As the Middle East war drags on, damage to domestic small and midsize companies is expanding.
The Ministry of SMEs and Startups said that as of noon on the 15th, a total of 618 reports of damage and difficulties (including concerns) related to the Middle East war had been filed by small and midsize companies. That was 69 more than a week earlier. Of all reports, actual damage and difficulties accounted for 445, while 106 cited concerns about a potential worsening of the situation.
By type of damage (multiple responses), transport disruptions were the most common at 50.3%. That was followed by higher logistics costs at 36.9% and canceled or suspended contracts at 34.6%. Other issues included business trip disruptions (19.6%) and nonpayment (18.2%).

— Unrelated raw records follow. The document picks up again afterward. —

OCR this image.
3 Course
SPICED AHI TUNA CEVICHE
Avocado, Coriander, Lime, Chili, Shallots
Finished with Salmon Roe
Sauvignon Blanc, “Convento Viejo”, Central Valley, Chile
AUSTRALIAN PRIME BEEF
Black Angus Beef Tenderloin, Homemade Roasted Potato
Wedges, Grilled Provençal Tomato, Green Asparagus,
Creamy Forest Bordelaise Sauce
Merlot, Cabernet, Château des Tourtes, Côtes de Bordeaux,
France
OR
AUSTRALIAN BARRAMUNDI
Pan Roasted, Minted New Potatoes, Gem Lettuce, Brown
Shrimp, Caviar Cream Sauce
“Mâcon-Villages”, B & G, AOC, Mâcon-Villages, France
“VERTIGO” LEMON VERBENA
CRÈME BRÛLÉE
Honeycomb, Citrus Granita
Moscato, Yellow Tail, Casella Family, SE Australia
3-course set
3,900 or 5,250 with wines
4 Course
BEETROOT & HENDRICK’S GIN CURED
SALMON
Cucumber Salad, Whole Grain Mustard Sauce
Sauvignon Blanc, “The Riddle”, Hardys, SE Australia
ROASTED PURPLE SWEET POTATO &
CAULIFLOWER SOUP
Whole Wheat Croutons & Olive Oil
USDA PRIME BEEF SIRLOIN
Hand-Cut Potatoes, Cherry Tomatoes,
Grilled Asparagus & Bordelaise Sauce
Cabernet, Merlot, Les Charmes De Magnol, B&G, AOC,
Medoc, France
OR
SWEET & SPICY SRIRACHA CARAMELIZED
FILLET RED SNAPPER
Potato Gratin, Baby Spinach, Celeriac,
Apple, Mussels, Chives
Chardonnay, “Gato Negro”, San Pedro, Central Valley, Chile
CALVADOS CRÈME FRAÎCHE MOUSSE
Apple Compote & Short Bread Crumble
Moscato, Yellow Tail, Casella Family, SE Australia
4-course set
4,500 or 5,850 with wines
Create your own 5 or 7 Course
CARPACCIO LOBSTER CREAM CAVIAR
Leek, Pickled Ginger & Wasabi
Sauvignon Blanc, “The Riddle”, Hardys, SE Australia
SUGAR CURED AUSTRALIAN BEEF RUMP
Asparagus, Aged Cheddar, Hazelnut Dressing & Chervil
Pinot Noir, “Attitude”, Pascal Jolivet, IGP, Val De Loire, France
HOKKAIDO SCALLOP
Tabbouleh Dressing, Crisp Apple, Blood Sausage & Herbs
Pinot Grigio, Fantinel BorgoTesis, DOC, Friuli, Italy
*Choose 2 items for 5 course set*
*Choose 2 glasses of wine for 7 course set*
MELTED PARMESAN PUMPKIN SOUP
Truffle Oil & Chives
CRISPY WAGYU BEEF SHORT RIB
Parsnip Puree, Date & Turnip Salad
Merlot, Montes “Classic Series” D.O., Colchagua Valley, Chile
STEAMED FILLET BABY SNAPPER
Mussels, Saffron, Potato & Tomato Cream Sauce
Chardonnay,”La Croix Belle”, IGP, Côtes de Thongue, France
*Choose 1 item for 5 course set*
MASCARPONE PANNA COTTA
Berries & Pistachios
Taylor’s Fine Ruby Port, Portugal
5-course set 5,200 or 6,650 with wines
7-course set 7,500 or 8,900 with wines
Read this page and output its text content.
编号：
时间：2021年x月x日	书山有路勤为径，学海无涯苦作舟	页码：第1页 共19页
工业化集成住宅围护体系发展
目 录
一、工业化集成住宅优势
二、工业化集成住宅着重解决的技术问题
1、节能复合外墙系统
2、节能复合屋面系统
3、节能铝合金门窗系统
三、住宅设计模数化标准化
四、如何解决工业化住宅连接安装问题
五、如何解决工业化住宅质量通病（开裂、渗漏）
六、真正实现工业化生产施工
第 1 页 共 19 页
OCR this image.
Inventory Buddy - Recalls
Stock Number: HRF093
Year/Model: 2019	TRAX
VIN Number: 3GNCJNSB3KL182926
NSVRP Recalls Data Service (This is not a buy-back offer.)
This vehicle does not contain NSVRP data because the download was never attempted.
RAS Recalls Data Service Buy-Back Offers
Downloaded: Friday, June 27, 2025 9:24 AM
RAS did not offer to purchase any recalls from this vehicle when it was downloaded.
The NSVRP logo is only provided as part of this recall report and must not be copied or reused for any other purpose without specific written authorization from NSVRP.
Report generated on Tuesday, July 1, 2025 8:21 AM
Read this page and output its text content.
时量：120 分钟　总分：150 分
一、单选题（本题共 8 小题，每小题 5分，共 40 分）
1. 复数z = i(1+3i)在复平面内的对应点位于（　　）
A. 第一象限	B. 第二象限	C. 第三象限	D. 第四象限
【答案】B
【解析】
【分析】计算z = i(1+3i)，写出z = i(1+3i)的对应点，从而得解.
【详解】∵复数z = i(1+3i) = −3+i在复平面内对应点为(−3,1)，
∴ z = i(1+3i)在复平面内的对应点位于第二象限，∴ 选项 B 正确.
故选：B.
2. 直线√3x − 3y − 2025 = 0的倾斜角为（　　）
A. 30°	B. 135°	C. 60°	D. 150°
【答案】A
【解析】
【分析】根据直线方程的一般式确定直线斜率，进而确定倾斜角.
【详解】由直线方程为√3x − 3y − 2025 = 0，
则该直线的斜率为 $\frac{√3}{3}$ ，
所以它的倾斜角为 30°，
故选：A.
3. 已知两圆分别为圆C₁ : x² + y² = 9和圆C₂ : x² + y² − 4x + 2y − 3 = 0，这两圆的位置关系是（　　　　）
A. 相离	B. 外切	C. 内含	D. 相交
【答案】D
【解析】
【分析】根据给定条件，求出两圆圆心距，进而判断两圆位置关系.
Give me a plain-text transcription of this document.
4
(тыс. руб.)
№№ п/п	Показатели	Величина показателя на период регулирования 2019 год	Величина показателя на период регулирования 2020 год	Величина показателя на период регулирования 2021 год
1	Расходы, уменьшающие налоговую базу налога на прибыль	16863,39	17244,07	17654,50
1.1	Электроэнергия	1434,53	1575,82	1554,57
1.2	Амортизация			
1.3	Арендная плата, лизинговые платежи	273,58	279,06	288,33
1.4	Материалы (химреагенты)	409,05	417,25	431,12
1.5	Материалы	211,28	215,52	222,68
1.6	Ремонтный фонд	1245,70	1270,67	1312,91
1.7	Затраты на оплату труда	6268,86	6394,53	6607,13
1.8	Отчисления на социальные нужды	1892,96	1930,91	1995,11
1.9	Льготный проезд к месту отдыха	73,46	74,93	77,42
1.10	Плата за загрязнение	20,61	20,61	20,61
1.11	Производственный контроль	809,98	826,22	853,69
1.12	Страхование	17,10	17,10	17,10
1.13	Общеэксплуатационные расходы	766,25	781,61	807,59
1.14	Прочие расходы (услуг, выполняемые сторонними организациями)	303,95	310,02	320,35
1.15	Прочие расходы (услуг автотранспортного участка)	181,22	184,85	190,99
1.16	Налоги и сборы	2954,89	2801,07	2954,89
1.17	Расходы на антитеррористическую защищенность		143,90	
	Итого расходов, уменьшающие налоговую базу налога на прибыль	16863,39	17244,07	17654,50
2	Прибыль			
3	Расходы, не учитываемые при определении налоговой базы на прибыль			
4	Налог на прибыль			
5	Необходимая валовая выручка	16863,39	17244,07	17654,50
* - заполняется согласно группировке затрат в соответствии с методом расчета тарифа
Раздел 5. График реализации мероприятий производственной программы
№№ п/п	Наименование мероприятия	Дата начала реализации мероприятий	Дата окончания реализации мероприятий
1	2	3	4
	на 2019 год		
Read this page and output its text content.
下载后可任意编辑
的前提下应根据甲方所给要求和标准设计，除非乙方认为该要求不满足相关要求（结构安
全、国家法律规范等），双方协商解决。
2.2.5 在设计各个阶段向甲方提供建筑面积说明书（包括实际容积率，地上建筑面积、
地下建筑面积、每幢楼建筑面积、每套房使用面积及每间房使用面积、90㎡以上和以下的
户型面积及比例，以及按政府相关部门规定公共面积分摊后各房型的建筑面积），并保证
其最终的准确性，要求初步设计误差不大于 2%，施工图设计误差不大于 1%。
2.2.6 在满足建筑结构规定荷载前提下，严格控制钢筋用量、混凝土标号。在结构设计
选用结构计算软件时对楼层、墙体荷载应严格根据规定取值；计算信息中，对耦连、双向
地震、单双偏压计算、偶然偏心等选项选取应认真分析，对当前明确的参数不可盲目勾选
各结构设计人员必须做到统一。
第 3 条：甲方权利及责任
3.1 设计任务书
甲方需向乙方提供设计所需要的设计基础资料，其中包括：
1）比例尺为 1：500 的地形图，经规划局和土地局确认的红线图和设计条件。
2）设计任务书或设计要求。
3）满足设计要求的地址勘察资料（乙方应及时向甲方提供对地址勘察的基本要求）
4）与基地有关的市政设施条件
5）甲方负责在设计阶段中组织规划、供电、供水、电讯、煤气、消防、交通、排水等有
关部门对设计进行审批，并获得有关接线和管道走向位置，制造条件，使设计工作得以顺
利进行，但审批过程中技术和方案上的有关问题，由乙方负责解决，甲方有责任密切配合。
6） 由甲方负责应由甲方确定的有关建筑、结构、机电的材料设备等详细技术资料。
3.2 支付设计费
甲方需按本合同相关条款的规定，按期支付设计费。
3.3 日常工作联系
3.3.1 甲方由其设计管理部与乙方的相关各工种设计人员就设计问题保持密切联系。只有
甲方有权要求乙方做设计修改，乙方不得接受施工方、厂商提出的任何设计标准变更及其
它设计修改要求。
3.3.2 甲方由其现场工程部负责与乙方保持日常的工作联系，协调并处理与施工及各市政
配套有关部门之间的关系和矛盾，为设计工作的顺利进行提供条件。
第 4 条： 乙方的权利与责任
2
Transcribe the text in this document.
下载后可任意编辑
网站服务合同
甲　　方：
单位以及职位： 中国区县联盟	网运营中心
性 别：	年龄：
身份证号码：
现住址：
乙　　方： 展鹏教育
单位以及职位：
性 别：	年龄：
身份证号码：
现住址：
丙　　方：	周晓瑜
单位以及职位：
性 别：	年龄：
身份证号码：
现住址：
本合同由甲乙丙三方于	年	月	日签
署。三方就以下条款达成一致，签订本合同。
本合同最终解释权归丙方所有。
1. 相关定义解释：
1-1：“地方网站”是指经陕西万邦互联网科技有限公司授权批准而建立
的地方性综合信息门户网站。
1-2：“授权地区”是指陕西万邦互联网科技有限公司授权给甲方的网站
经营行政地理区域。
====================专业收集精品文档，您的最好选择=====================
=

In one case, Company A has about 10 containers adrift at sea for an extended period, and six containers that were shipped out to Busan Port were returned and are now stored at the plant. As a result, shipments are delayed and there are serious disruptions across logistics.
Company B was hit directly by rising raw material prices. The company saw purchase unit prices for packaging materials surge more than 40% from previous levels, increasing the expense burden and creating difficulties across operations.
By country, Iran-related damage accounted for 15.8% and Israel for 14.2%. Damage related to other Middle Eastern countries, such as the United Arab Emirates (UAE) and Saudi Arabia, totaled 68.1%.